Syndrome aérotoxique
La qualité d’Air Cabine et le syndrome aérotoxique en question(s)
La qualité de l’air de la cabine de nos avions de ligne devient un sujet de préoccupation à la fois de la part des navigants, qui y sont de plus en plus sensibilisés, mais aussi des passagers grâce à une médiatisation grandissante sur le sujet.
Dans cet article, paru dans le Spécial Cometec n°15 de septembre 2018, nous vous proposons sous forme de questions-réponses de faire un point sur l’état actuel des connaissances, des actions qui sont mises en oeuvre et du rôle important que joue le SNPL dans cette recherche de solutions, pour éviter que cette problématique ne se transforme un jour en une préoccupation majeure de santé publique.
- D’où est issu l’air distribué en cabine d’un avion ?
L’air respiré à bord des avions provient d’un système appelé « bleed air » qui collecte de l’air non filtré au niveau du compresseur du réacteur. Cet air est ensuite détendu et refroidi afin de pressuriser et conditionner la cabine.
- Quel est l’origine du système « bleed air » ?
Les premiers avions à réaction pressurisés étaient dotés d’un système de compresseurs mécaniques, mais rapidement, à la fin des années soixante, à la conception de la Caravelle, pour gagner en masse et en efficacité, les ingénieurs ont imaginé un système de prélèvement de l’air au niveau du compresseur du réacteur.
- Pourquoi ce système peut-il entraîner une pollution de l’air en cabine ?
L’étanchéité des joints de paliers de l’arbre qui entraine le compresseur du réacteur, n’est pas parfaite et l’huile qui s’en échappe est pyrolysée lors du fonctionnement réacteur. Une partie de cette huile pyrolysée passe par le système bleed air et le contamine. L’importance des fuites d’huile est variable en fonction de l’état des joints, de l’entretien du réacteur, des changements de régime brutaux et dépendent de la conception même du réacteur.
L’huile moteur réacteur contient entre autres des agents anti-usure les TCP (tri crésyl phosphate) qui, lorsqu’ils sont pyrolysés, se retrouvent sous une forme dite ToCP (tri ortho- crésyl phosphate). Ces ToCP sont des composés organo-phosphorés neurotoxiques qui entraîne une pollution de l’air. De plus, d’autres composés chimiques sous forme de particules solides ou de gaz sont aussi générés par cette réaction chimique et constituent un cocktail de polluants.
4. Quelles sont les autres sources de contamination ?
Lors des procédures de dégivrage des avions, il arrive que des éclaboussures du produit de dégivrage, qui est à base de glycol, pénètrent soit dans l’entrée d’air du réacteur soit dans celle de l’APU et se trouve alors chauffées et dirigées en partie par l’intermédiaire du système bleed air dans la cabine. De même le fluide hydraulique constitue une source possible de contamination.

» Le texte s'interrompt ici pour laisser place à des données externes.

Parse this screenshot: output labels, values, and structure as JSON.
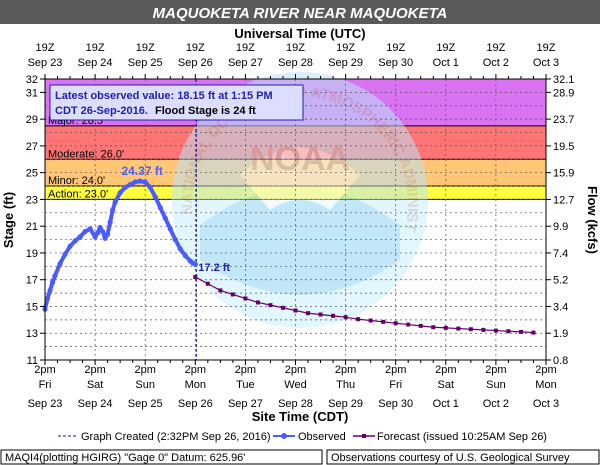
{
  "title": "MAQUOKETA RIVER NEAR MAQUOKETA",
  "top_axis_title": "Universal Time (UTC)",
  "bottom_axis_title": "Site Time (CDT)",
  "left_axis_title": "Stage (ft)",
  "right_axis_title": "Flow (kcfs)",
  "top_ticks": [
    {
      "time": "19Z",
      "date": "Sep 23"
    },
    {
      "time": "19Z",
      "date": "Sep 24"
    },
    {
      "time": "19Z",
      "date": "Sep 25"
    },
    {
      "time": "19Z",
      "date": "Sep 26"
    },
    {
      "time": "19Z",
      "date": "Sep 27"
    },
    {
      "time": "19Z",
      "date": "Sep 28"
    },
    {
      "time": "19Z",
      "date": "Sep 29"
    },
    {
      "time": "19Z",
      "date": "Sep 30"
    },
    {
      "time": "19Z",
      "date": "Oct 1"
    },
    {
      "time": "19Z",
      "date": "Oct 2"
    },
    {
      "time": "19Z",
      "date": "Oct 3"
    }
  ],
  "bottom_ticks": [
    {
      "time": "2pm",
      "day": "Fri",
      "date": "Sep 23"
    },
    {
      "time": "2pm",
      "day": "Sat",
      "date": "Sep 24"
    },
    {
      "time": "2pm",
      "day": "Sun",
      "date": "Sep 25"
    },
    {
      "time": "2pm",
      "day": "Mon",
      "date": "Sep 26"
    },
    {
      "time": "2pm",
      "day": "Tue",
      "date": "Sep 27"
    },
    {
      "time": "2pm",
      "day": "Wed",
      "date": "Sep 28"
    },
    {
      "time": "2pm",
      "day": "Thu",
      "date": "Sep 29"
    },
    {
      "time": "2pm",
      "day": "Fri",
      "date": "Sep 30"
    },
    {
      "time": "2pm",
      "day": "Sat",
      "date": "Oct 1"
    },
    {
      "time": "2pm",
      "day": "Sun",
      "date": "Oct 2"
    },
    {
      "time": "2pm",
      "day": "Mon",
      "date": "Oct 3"
    }
  ],
  "stage_ticks": [
    "11",
    "13",
    "15",
    "17",
    "19",
    "21",
    "23",
    "25",
    "27",
    "29",
    "31",
    "32"
  ],
  "flow_ticks": [
    {
      "stage": 11,
      "label": "0.8"
    },
    {
      "stage": 13,
      "label": "1.9"
    },
    {
      "stage": 15,
      "label": "3.4"
    },
    {
      "stage": 17,
      "label": "5.2"
    },
    {
      "stage": 19,
      "label": "7.4"
    },
    {
      "stage": 21,
      "label": "9.9"
    },
    {
      "stage": 23,
      "label": "12.7"
    },
    {
      "stage": 25,
      "label": "15.9"
    },
    {
      "stage": 27,
      "label": "19.5"
    },
    {
      "stage": 29,
      "label": "23.7"
    },
    {
      "stage": 31,
      "label": "28.9"
    },
    {
      "stage": 32,
      "label": "32.1"
    }
  ],
  "flood_bands": [
    {
      "name": "Action",
      "label": "Action: 23.0'",
      "from": 23,
      "to": 24,
      "color": "#ffff00"
    },
    {
      "name": "Minor",
      "label": "Minor: 24.0'",
      "from": 24,
      "to": 26,
      "color": "#ffb347"
    },
    {
      "name": "Moderate",
      "label": "Moderate: 26.0'",
      "from": 26,
      "to": 28.5,
      "color": "#ff4747"
    },
    {
      "name": "Major",
      "label": "Major: 28.5'",
      "from": 28.5,
      "to": 32,
      "color": "#cc44ee"
    }
  ],
  "observation_box": {
    "line1": "Latest observed value: 18.15 ft at 1:15 PM",
    "line2a": "CDT 26-Sep-2016.",
    "line2b": "Flood Stage is 24 ft"
  },
  "peak_label": "24.37 ft",
  "forecast_start_label": "17.2 ft",
  "legend": {
    "created": "Graph Created (2:32PM Sep 26, 2016)",
    "observed": "Observed",
    "forecast": "Forecast (issued 10:25AM Sep 26)"
  },
  "footer_left": "MAQI4(plotting HGIRG) \"Gage 0\" Datum: 625.96'",
  "footer_right": "Observations courtesy of U.S. Geological Survey",
  "watermark_text": "NATIONAL OCEANIC AND ATMOSPHERIC ADMINISTRATION  U.S. DEPARTMENT OF COMMERCE",
  "colors": {
    "observed": "#4a5cff",
    "forecast": "#660066",
    "plot_background": "#ffffff",
    "title_bar": "#5a5a5a",
    "title_text": "#ffffff",
    "box_text": "#2222aa"
  },
  "chart_data": {
    "type": "line",
    "x_unit": "days after 2pm CDT Sep 23, 2016",
    "xlim": [
      0,
      10
    ],
    "ylim": [
      11,
      32
    ],
    "graph_created_x": 3.02,
    "series": [
      {
        "name": "Observed",
        "x": [
          0,
          0.05,
          0.1,
          0.15,
          0.2,
          0.3,
          0.4,
          0.5,
          0.6,
          0.7,
          0.8,
          0.9,
          1.0,
          1.05,
          1.1,
          1.15,
          1.2,
          1.25,
          1.3,
          1.35,
          1.4,
          1.5,
          1.6,
          1.7,
          1.8,
          1.9,
          2.0,
          2.1,
          2.2,
          2.3,
          2.4,
          2.5,
          2.6,
          2.7,
          2.8,
          2.9,
          2.95,
          3.0
        ],
        "values": [
          14.8,
          15.6,
          16.2,
          16.8,
          17.3,
          18.2,
          18.9,
          19.5,
          19.9,
          20.2,
          20.6,
          20.8,
          20.2,
          20.5,
          20.9,
          20.6,
          20.1,
          20.4,
          21.3,
          22.2,
          22.8,
          23.5,
          23.9,
          24.1,
          24.3,
          24.37,
          24.3,
          23.9,
          23.2,
          22.4,
          21.6,
          20.8,
          20.0,
          19.3,
          18.8,
          18.4,
          18.25,
          18.15
        ]
      },
      {
        "name": "Forecast",
        "x": [
          3.0,
          3.25,
          3.5,
          3.75,
          4.0,
          4.25,
          4.5,
          4.75,
          5.0,
          5.25,
          5.5,
          5.75,
          6.0,
          6.25,
          6.5,
          6.75,
          7.0,
          7.25,
          7.5,
          7.75,
          8.0,
          8.25,
          8.5,
          8.75,
          9.0,
          9.25,
          9.5,
          9.75
        ],
        "values": [
          17.2,
          16.7,
          16.2,
          15.9,
          15.6,
          15.3,
          15.1,
          14.9,
          14.7,
          14.5,
          14.4,
          14.3,
          14.2,
          14.05,
          13.95,
          13.85,
          13.75,
          13.65,
          13.55,
          13.45,
          13.4,
          13.35,
          13.3,
          13.25,
          13.2,
          13.15,
          13.1,
          13.05
        ]
      }
    ]
  }
}
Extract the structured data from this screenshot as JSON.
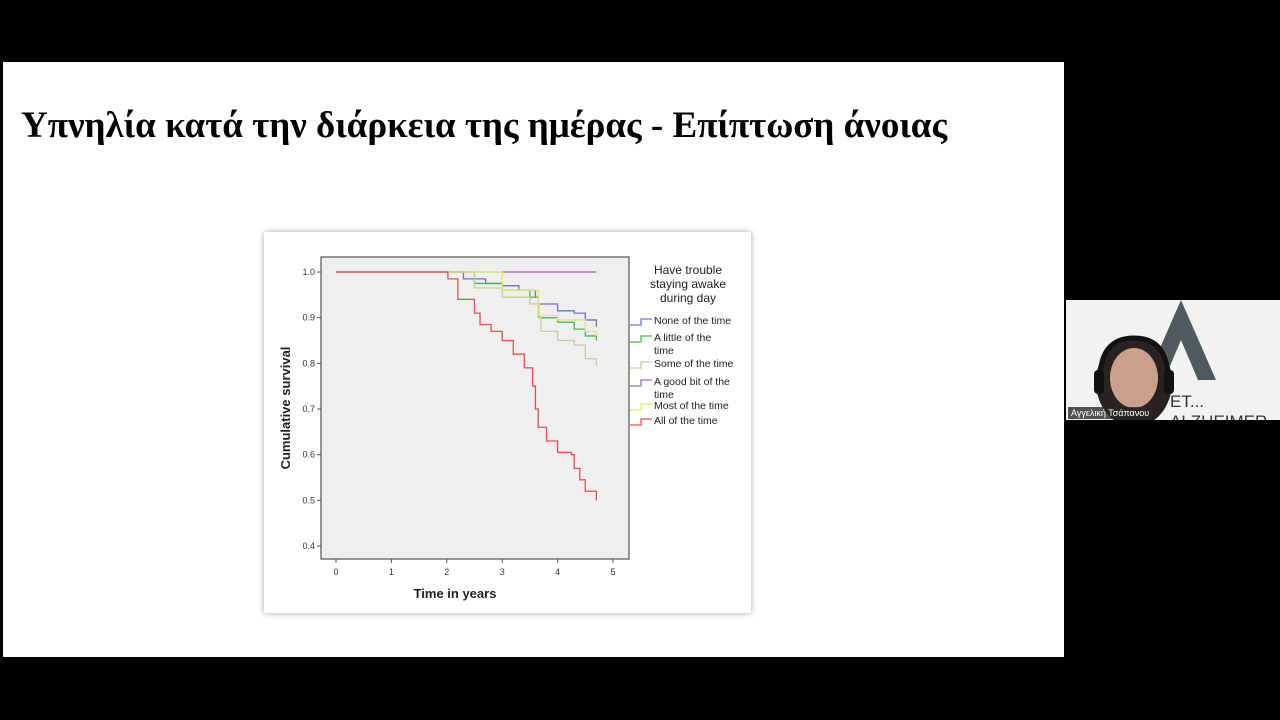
{
  "slide": {
    "title": "Υπνηλία κατά την διάρκεια της ημέρας - Επίπτωση άνοιας"
  },
  "video_tile": {
    "participant_name": "Αγγελική Τσάπανου",
    "background_logo_text": "ET... ALZHEIMER"
  },
  "chart_data": {
    "type": "line",
    "step": true,
    "xlabel": "Time in years",
    "ylabel": "Cumulative survival",
    "xlim": [
      0,
      5
    ],
    "ylim": [
      0.4,
      1.0
    ],
    "xticks": [
      "0",
      "1",
      "2",
      "3",
      "4",
      "5"
    ],
    "yticks": [
      "0.4",
      "0.5",
      "0.6",
      "0.7",
      "0.8",
      "0.9",
      "1.0"
    ],
    "grid": false,
    "legend_title": "Have trouble staying awake during day",
    "legend_position": "right",
    "series": [
      {
        "name": "None of the time",
        "color": "#6b78c0",
        "points": [
          [
            0,
            1
          ],
          [
            2,
            1
          ],
          [
            2.3,
            0.985
          ],
          [
            2.7,
            0.975
          ],
          [
            3,
            0.97
          ],
          [
            3.3,
            0.96
          ],
          [
            3.6,
            0.945
          ],
          [
            3.65,
            0.93
          ],
          [
            4,
            0.915
          ],
          [
            4.3,
            0.91
          ],
          [
            4.5,
            0.895
          ],
          [
            4.7,
            0.88
          ]
        ]
      },
      {
        "name": "A little of the time",
        "color": "#4cb84c",
        "points": [
          [
            0,
            1
          ],
          [
            2,
            1
          ],
          [
            2.5,
            0.975
          ],
          [
            3,
            0.96
          ],
          [
            3.5,
            0.945
          ],
          [
            3.65,
            0.93
          ],
          [
            3.67,
            0.9
          ],
          [
            4,
            0.89
          ],
          [
            4.3,
            0.875
          ],
          [
            4.5,
            0.86
          ],
          [
            4.7,
            0.85
          ]
        ]
      },
      {
        "name": "Some of the time",
        "color": "#c9cca2",
        "points": [
          [
            0,
            1
          ],
          [
            2,
            1
          ],
          [
            2.5,
            0.965
          ],
          [
            3,
            0.945
          ],
          [
            3.5,
            0.93
          ],
          [
            3.65,
            0.9
          ],
          [
            3.7,
            0.87
          ],
          [
            4,
            0.85
          ],
          [
            4.3,
            0.84
          ],
          [
            4.5,
            0.81
          ],
          [
            4.7,
            0.795
          ]
        ]
      },
      {
        "name": "A good bit of the time",
        "color": "#9a6fa8",
        "points": [
          [
            0,
            1
          ],
          [
            4.7,
            1
          ]
        ]
      },
      {
        "name": "Most of the time",
        "color": "#e8e66e",
        "points": [
          [
            0,
            1
          ],
          [
            2,
            1
          ],
          [
            3,
            0.96
          ],
          [
            3.65,
            0.93
          ],
          [
            3.67,
            0.905
          ],
          [
            4,
            0.895
          ],
          [
            4.5,
            0.87
          ],
          [
            4.7,
            0.86
          ]
        ]
      },
      {
        "name": "All of the time",
        "color": "#e05252",
        "points": [
          [
            0,
            1
          ],
          [
            2,
            1
          ],
          [
            2.02,
            0.985
          ],
          [
            2.2,
            0.94
          ],
          [
            2.5,
            0.91
          ],
          [
            2.6,
            0.885
          ],
          [
            2.8,
            0.87
          ],
          [
            3,
            0.85
          ],
          [
            3.2,
            0.82
          ],
          [
            3.4,
            0.79
          ],
          [
            3.55,
            0.75
          ],
          [
            3.6,
            0.7
          ],
          [
            3.65,
            0.66
          ],
          [
            3.8,
            0.63
          ],
          [
            4,
            0.605
          ],
          [
            4.25,
            0.6
          ],
          [
            4.3,
            0.57
          ],
          [
            4.4,
            0.545
          ],
          [
            4.5,
            0.52
          ],
          [
            4.7,
            0.52
          ],
          [
            4.7,
            0.5
          ]
        ]
      }
    ]
  }
}
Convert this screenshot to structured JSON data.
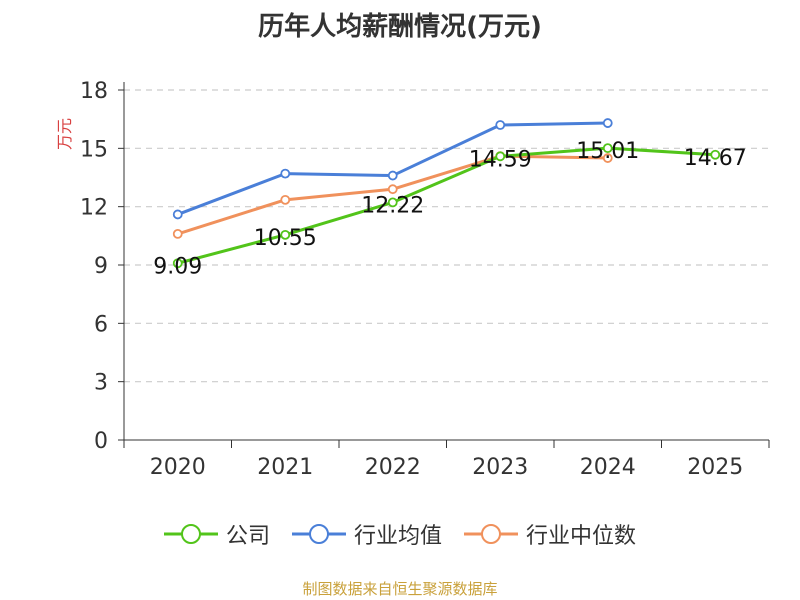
{
  "chart_data": {
    "type": "line",
    "title": "历年人均薪酬情况(万元)",
    "ylabel": "万元",
    "xlabel": "",
    "categories": [
      "2020",
      "2021",
      "2022",
      "2023",
      "2024",
      "2025"
    ],
    "ylim": [
      0,
      18
    ],
    "yticks": [
      0,
      3,
      6,
      9,
      12,
      15,
      18
    ],
    "grid": true,
    "legend_position": "bottom",
    "series": [
      {
        "name": "公司",
        "color": "#52c41a",
        "values": [
          9.09,
          10.55,
          12.22,
          14.59,
          15.01,
          14.67
        ],
        "labels": [
          "9.09",
          "10.55",
          "12.22",
          "14.59",
          "15.01",
          "14.67"
        ]
      },
      {
        "name": "行业均值",
        "color": "#4a7fd8",
        "values": [
          11.6,
          13.7,
          13.6,
          16.2,
          16.3,
          null
        ]
      },
      {
        "name": "行业中位数",
        "color": "#f0915c",
        "values": [
          10.6,
          12.35,
          12.9,
          14.6,
          14.5,
          null
        ]
      }
    ]
  },
  "footer": "制图数据来自恒生聚源数据库"
}
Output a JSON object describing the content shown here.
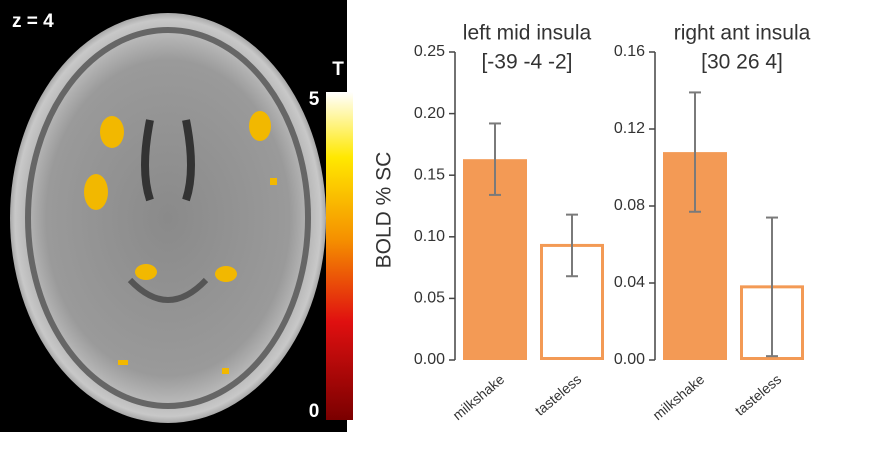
{
  "image": {
    "label": "z = 4",
    "colorbar": {
      "title": "T",
      "lim": [
        0,
        5
      ],
      "ticks": [
        0,
        5
      ]
    }
  },
  "chart_data": [
    {
      "type": "bar",
      "title": "left mid insula",
      "subtitle": "[-39 -4 -2]",
      "ylabel": "BOLD % SC",
      "categories": [
        "milkshake",
        "tasteless"
      ],
      "values": [
        0.163,
        0.093
      ],
      "errors": [
        0.029,
        0.025
      ],
      "color": "#f39a55",
      "bar_styles": [
        "filled",
        "outline"
      ],
      "ylim": [
        0,
        0.25
      ],
      "yticks": [
        {
          "value": 0,
          "label": "0.00"
        },
        0.05,
        {
          "value": 0.1,
          "label": "0.10"
        },
        0.15,
        {
          "value": 0.2,
          "label": "0.20"
        },
        0.25
      ]
    },
    {
      "type": "bar",
      "title": "right ant insula",
      "subtitle": "[30 26 4]",
      "categories": [
        "milkshake",
        "tasteless"
      ],
      "values": [
        0.108,
        0.038
      ],
      "errors": [
        0.031,
        0.036
      ],
      "color": "#f39a55",
      "bar_styles": [
        "filled",
        "outline"
      ],
      "ylim": [
        0,
        0.16
      ],
      "yticks": [
        {
          "value": 0,
          "label": "0.00"
        },
        0.04,
        0.08,
        0.12,
        0.16
      ]
    }
  ]
}
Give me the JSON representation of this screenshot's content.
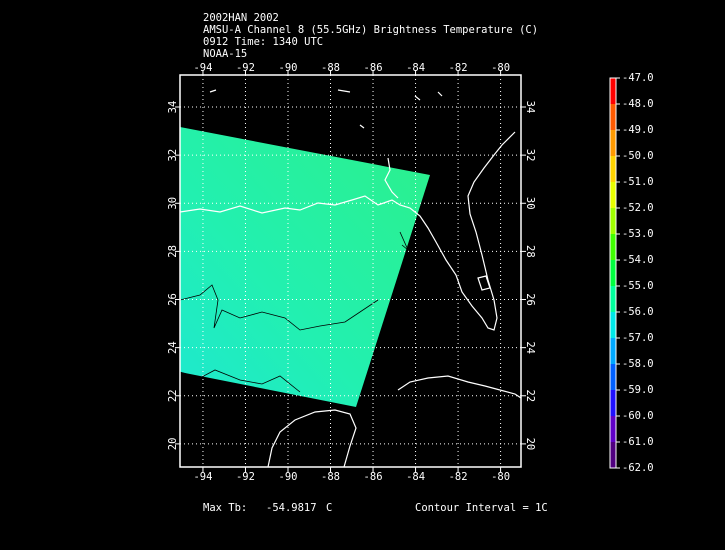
{
  "header": {
    "lines": [
      "2002HAN 2002",
      "AMSU-A Channel 8 (55.5GHz) Brightness Temperature (C)",
      "0912 Time: 1340 UTC",
      "NOAA-15"
    ]
  },
  "map": {
    "xlim": [
      -95.08,
      -79.04
    ],
    "ylim": [
      19.04,
      35.33
    ],
    "xticks": [
      -94,
      -92,
      -90,
      -88,
      -86,
      -84,
      -82,
      -80
    ],
    "yticks": [
      20,
      22,
      24,
      26,
      28,
      30,
      32,
      34
    ],
    "grid": true
  },
  "colorbar": {
    "lim": [
      -62,
      -47
    ],
    "ticks": [
      {
        "value": -47,
        "label": "-47.0"
      },
      {
        "value": -48,
        "label": "-48.0"
      },
      {
        "value": -49,
        "label": "-49.0"
      },
      {
        "value": -50,
        "label": "-50.0"
      },
      {
        "value": -51,
        "label": "-51.0"
      },
      {
        "value": -52,
        "label": "-52.0"
      },
      {
        "value": -53,
        "label": "-53.0"
      },
      {
        "value": -54,
        "label": "-54.0"
      },
      {
        "value": -55,
        "label": "-55.0"
      },
      {
        "value": -56,
        "label": "-56.0"
      },
      {
        "value": -57,
        "label": "-57.0"
      },
      {
        "value": -58,
        "label": "-58.0"
      },
      {
        "value": -59,
        "label": "-59.0"
      },
      {
        "value": -60,
        "label": "-60.0"
      },
      {
        "value": -61,
        "label": "-61.0"
      },
      {
        "value": -62,
        "label": "-62.0"
      }
    ],
    "colors": [
      "#ff0000",
      "#ff5a00",
      "#ff9a00",
      "#ffd400",
      "#e8ff00",
      "#a0ff00",
      "#40ff00",
      "#00ff40",
      "#00ff9c",
      "#00e8e8",
      "#00a8ff",
      "#0060ff",
      "#2010ff",
      "#6000c8",
      "#500080",
      "#200030"
    ]
  },
  "footer": {
    "max_label": "Max Tb:",
    "max_value": -54.9817,
    "max_unit": "C",
    "contour": "Contour Interval = 1C"
  }
}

- Comment reconnaît-on un « fume event » ?
Lors des « fume events » (« incidents causés par des émanations »), il n’y a pas forcément un dégagement de fumée ou une opacification de l’air ambiant, mais une odeur caractéristique de « chaussette mouillée » (« dirty socks » en anglais).
Cependant, quelquefois l’odeur n’est pas perceptible et la reconnaissance d’un tel évènement ne pourra se faire qu’au travers de la détection des symptômes associés.
- Est-ce que les « fume events » sont rares ?
D’après une étude menée par la Norwegian University of Science and Technology de Trondheim en 2015, il apparaît que le taux d’incident est de l’ordre de 0,24 évènements par jour ou 0,2 évènements pour 1000 vols. Cependant l’absence d’appareils de mesure à bord fait que ces statistiques sont certainement minorées par rapport à la réalité.
- Qu’appelle-t-on le syndrome aérotoxique ?
Le syndrome aérotoxique est un état pathologique mêlant symptômes physiques et neurologiques, causé par les effets à court et à long terme d’une exposition à de l’air de cabines d’avion contaminées par des huiles de moteurs atomisées ou d’autres agents chimiques.
- Quels sont les symptômes et les effets d’une contamination ?
- Est-ce que les concentrations en produits contaminants lors d’un fonctionnement normal peuvent entrainer une intoxication à plus ou moins long terme ?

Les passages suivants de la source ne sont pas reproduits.